What is bitrate?

In telecommunications and computing, bitrate is the number of bits that are conveyed or processed per unit of time. A bit is the basic unit of information in computing and digital communications. A bit can have only one of two values and may therefore be physically implemented with a two-state device. These values are most commonly represented as 0 and 1. The term bit is a portmanteau of the words binary digit. Simply put, the bitrate is the speed at which digital information (text, image, video, audio or metadata such as subtitles and closed captioning) can be transferred across a particular communication link.

In digital communication systems, the physical layer gross bitrate, raw bitrate, data signaling rate, gross data transfer rate or uncoded transmission rate is the total number of physically transferred bits per second over a communication link, including useful data as well as protocol overhead.

In digital multimedia, bitrate often refers to the number of bits used per unit of playback time to represent a continuous medium such as audio or video after source coding (data compression). The encoding bit rate of a multimedia file is the size of a multimedia file in bytes divided by the playback time of the recording (in seconds), multiplied by eight.

For realtime streaming multimedia, the encoding bit rate is the goodput that is required to avoid interrupt: In the case of file transfer, goodput corresponds to the achieved file transfer rate. The term average bitrate is used in case of variable bitrate multimedia source coding schemes. In this context, the peak bitrate is the maximum number of bits required for any short-term block of compressed data.

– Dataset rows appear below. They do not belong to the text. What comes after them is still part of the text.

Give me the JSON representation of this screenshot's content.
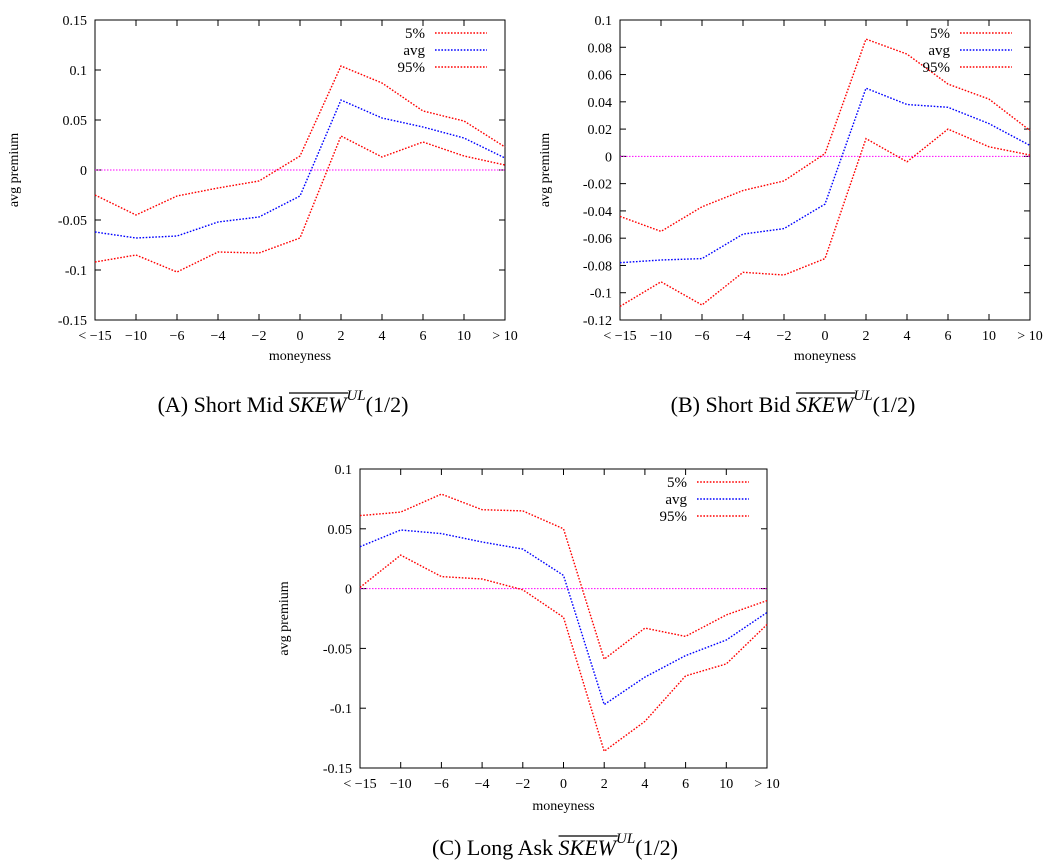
{
  "chart_data": [
    {
      "type": "line",
      "xlabel": "moneyness",
      "ylabel": "avg premium",
      "categories": [
        "< −15",
        "−10",
        "−6",
        "−4",
        "−2",
        "0",
        "2",
        "4",
        "6",
        "10",
        "> 10"
      ],
      "ylim": [
        -0.15,
        0.15
      ],
      "yticks": [
        "0.15",
        "0.1",
        "0.05",
        "0",
        "-0.05",
        "-0.1",
        "-0.15"
      ],
      "yticks_values": [
        0.15,
        0.1,
        0.05,
        0,
        -0.05,
        -0.1,
        -0.15
      ],
      "zero_line": 0,
      "legend_position": "top-right",
      "series": [
        {
          "name": "5%",
          "color": "#ff0000",
          "values": [
            -0.025,
            -0.045,
            -0.026,
            -0.018,
            -0.011,
            0.014,
            0.104,
            0.087,
            0.059,
            0.049,
            0.023
          ]
        },
        {
          "name": "avg",
          "color": "#0000ff",
          "values": [
            -0.062,
            -0.068,
            -0.066,
            -0.052,
            -0.047,
            -0.026,
            0.07,
            0.052,
            0.043,
            0.032,
            0.012
          ]
        },
        {
          "name": "95%",
          "color": "#ff0000",
          "values": [
            -0.092,
            -0.085,
            -0.102,
            -0.082,
            -0.083,
            -0.068,
            0.034,
            0.013,
            0.028,
            0.014,
            0.005
          ]
        }
      ],
      "caption": {
        "letter": "(A)",
        "text": "Short Mid",
        "math": "SKEW",
        "sup": "UL",
        "arg": "(1/2)"
      }
    },
    {
      "type": "line",
      "xlabel": "moneyness",
      "ylabel": "avg premium",
      "categories": [
        "< −15",
        "−10",
        "−6",
        "−4",
        "−2",
        "0",
        "2",
        "4",
        "6",
        "10",
        "> 10"
      ],
      "ylim": [
        -0.12,
        0.1
      ],
      "yticks": [
        "0.1",
        "0.08",
        "0.06",
        "0.04",
        "0.02",
        "0",
        "-0.02",
        "-0.04",
        "-0.06",
        "-0.08",
        "-0.1",
        "-0.12"
      ],
      "yticks_values": [
        0.1,
        0.08,
        0.06,
        0.04,
        0.02,
        0,
        -0.02,
        -0.04,
        -0.06,
        -0.08,
        -0.1,
        -0.12
      ],
      "zero_line": 0,
      "legend_position": "top-right",
      "series": [
        {
          "name": "5%",
          "color": "#ff0000",
          "values": [
            -0.044,
            -0.055,
            -0.037,
            -0.025,
            -0.018,
            0.002,
            0.086,
            0.075,
            0.053,
            0.042,
            0.019
          ]
        },
        {
          "name": "avg",
          "color": "#0000ff",
          "values": [
            -0.078,
            -0.076,
            -0.075,
            -0.057,
            -0.053,
            -0.035,
            0.05,
            0.038,
            0.036,
            0.024,
            0.008
          ]
        },
        {
          "name": "95%",
          "color": "#ff0000",
          "values": [
            -0.11,
            -0.092,
            -0.109,
            -0.085,
            -0.087,
            -0.075,
            0.013,
            -0.004,
            0.02,
            0.007,
            0.001
          ]
        }
      ],
      "caption": {
        "letter": "(B)",
        "text": "Short Bid",
        "math": "SKEW",
        "sup": "UL",
        "arg": "(1/2)"
      }
    },
    {
      "type": "line",
      "xlabel": "moneyness",
      "ylabel": "avg premium",
      "categories": [
        "< −15",
        "−10",
        "−6",
        "−4",
        "−2",
        "0",
        "2",
        "4",
        "6",
        "10",
        "> 10"
      ],
      "ylim": [
        -0.15,
        0.1
      ],
      "yticks": [
        "0.1",
        "0.05",
        "0",
        "-0.05",
        "-0.1",
        "-0.15"
      ],
      "yticks_values": [
        0.1,
        0.05,
        0,
        -0.05,
        -0.1,
        -0.15
      ],
      "zero_line": 0,
      "legend_position": "top-right",
      "series": [
        {
          "name": "5%",
          "color": "#ff0000",
          "values": [
            0.061,
            0.064,
            0.079,
            0.066,
            0.065,
            0.05,
            -0.059,
            -0.033,
            -0.04,
            -0.022,
            -0.01
          ]
        },
        {
          "name": "avg",
          "color": "#0000ff",
          "values": [
            0.035,
            0.049,
            0.046,
            0.039,
            0.033,
            0.011,
            -0.097,
            -0.074,
            -0.056,
            -0.043,
            -0.02
          ]
        },
        {
          "name": "95%",
          "color": "#ff0000",
          "values": [
            0.001,
            0.028,
            0.01,
            0.008,
            -0.001,
            -0.024,
            -0.136,
            -0.111,
            -0.073,
            -0.063,
            -0.03
          ]
        }
      ],
      "caption": {
        "letter": "(C)",
        "text": "Long Ask",
        "math": "SKEW",
        "sup": "UL",
        "arg": "(1/2)"
      }
    }
  ]
}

In digital multimedia, bitrate represents the amount of information, or detail, that is stored per unit of time of a recording. The bitrate depends on several factors, including whether the original material is sampled at different frequencies, uses different numbers of bits, is encoded by different schemes, or may be digitally compressed by different algorithms. Generally, choices are made between these in order to achieve the desired trade-off between minimizing the bitrate and maximizing the quality of the material when it is played.

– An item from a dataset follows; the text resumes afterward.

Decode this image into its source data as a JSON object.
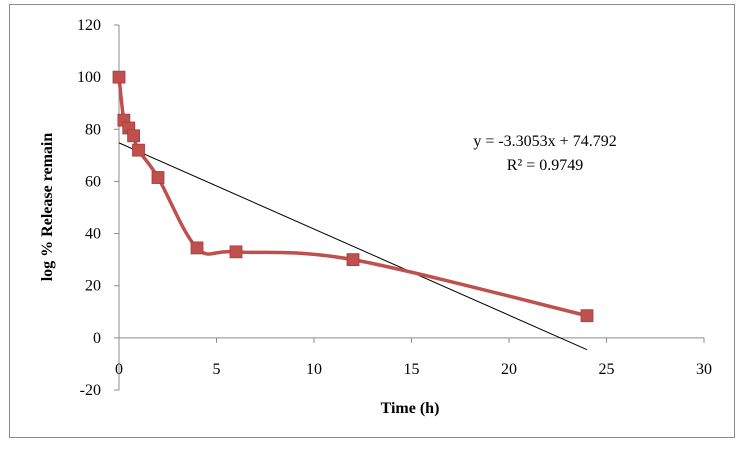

If lossy data compression is used on audio or visual data (such as when transferring data for reference purposes, archiving and transcription), differences from the original signal will be introduced; if the compression is substantial, or lossy data is decompressed and recompressed, this may become noticeable in the form of compression artifacts. Whether these affect the perceived quality, and if so how much, depends on the compression scheme, encoder power, the characteristics of the input data, the listener’s perceptions, the listener’s familiarity with artifacts, and the listening or viewing environment.